What About Ongoing Monitoring?
One area where startups consistently underinvest is post-onboarding monitoring. Verification at the point of onboarding satisfies a regulatory requirement, but does not reflect how business relationships actually evolve.
Ownership structures change. Sanctions get added. A company that was clean when you onboarded them can look very different 18 months later.
The 2024 AML framework is explicit that customer due diligence is not a one-time exercise. Obliged entities must continuously monitor business relationships and update their records when relevant changes occur. For startups growing quickly across multiple markets, this is a real operational challenge – and one that manual processes can not solve at scale.
The AMLA Effect On Enforcement
The creation of AMLA is worth paying attention to, even if you are not one of the 40-or-so institutions it directly supervises in its first phase of operation.
AMLA’s role is to ensure consistent enforcement across member states. One of the persistent failures of earlier AML directives was that national transposition varied so much that companies could effectively choose which regime to operate under. That arbitrage is closing.
AMLA can also expand its direct supervisory perimeter over time. And its existence creates pressure on national supervisors to enforce more consistently, because AMLA can step in where national authorities are seen to be falling short.
For startups, the practical implication is that the “we are based in a lenient jurisdiction” logic is running out of road.
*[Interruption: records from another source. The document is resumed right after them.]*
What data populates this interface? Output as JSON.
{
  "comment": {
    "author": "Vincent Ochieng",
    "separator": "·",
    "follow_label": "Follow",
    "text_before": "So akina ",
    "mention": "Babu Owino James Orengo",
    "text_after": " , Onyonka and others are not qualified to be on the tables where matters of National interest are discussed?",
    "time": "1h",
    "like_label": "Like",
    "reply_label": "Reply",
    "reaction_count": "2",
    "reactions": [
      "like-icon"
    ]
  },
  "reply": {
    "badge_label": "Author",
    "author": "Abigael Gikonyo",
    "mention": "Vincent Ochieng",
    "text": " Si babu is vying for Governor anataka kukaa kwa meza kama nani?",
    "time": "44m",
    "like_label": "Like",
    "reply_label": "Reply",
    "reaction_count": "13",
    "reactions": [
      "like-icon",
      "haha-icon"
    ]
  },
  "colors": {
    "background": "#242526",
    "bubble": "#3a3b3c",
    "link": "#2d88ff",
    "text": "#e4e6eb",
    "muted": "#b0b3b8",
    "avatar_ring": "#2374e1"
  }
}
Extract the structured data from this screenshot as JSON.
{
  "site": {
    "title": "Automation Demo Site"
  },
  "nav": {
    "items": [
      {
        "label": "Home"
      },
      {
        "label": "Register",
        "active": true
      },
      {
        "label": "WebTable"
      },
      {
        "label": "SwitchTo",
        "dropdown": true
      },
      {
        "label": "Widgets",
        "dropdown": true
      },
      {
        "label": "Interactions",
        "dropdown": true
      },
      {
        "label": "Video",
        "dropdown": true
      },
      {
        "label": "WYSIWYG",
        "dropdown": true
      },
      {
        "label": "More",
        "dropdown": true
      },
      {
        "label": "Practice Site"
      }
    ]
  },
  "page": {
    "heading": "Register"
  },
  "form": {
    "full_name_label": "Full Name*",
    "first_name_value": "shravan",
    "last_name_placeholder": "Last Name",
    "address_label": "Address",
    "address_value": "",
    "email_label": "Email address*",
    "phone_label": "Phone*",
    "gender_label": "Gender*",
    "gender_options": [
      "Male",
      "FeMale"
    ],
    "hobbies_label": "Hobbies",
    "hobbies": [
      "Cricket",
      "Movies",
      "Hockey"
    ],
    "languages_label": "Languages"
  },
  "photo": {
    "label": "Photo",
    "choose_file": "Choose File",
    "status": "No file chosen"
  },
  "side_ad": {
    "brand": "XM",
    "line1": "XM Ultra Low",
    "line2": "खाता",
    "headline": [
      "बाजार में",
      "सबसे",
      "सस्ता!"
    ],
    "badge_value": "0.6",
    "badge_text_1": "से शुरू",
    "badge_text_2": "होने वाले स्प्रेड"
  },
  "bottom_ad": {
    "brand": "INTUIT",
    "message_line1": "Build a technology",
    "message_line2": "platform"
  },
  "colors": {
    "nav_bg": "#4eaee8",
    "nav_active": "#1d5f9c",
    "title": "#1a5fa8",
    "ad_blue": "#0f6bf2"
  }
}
The direction of travel is clear: harmonised, centrally coordinated enforcement, with an expectation that technology is used to operationalise compliance rather than paper over gaps with manual processes.
There is no universal compliance programme. What the framework requires is a risk-based approach – proportionate, documented, and demonstrably implemented.
That means confirming whether you are an obliged entity, building UBO mapping into onboarding from day one, automating screening where possible, and documenting the reasoning behind your risk decisions. Regulators want evidence that you thought about the risk – not just that you ran a check and moved on.
The compliance bar has risen. The good news is that the tools available to startups have risen with it. But that only helps if you treat it as a business-critical investment rather than something to sort out after the next funding round.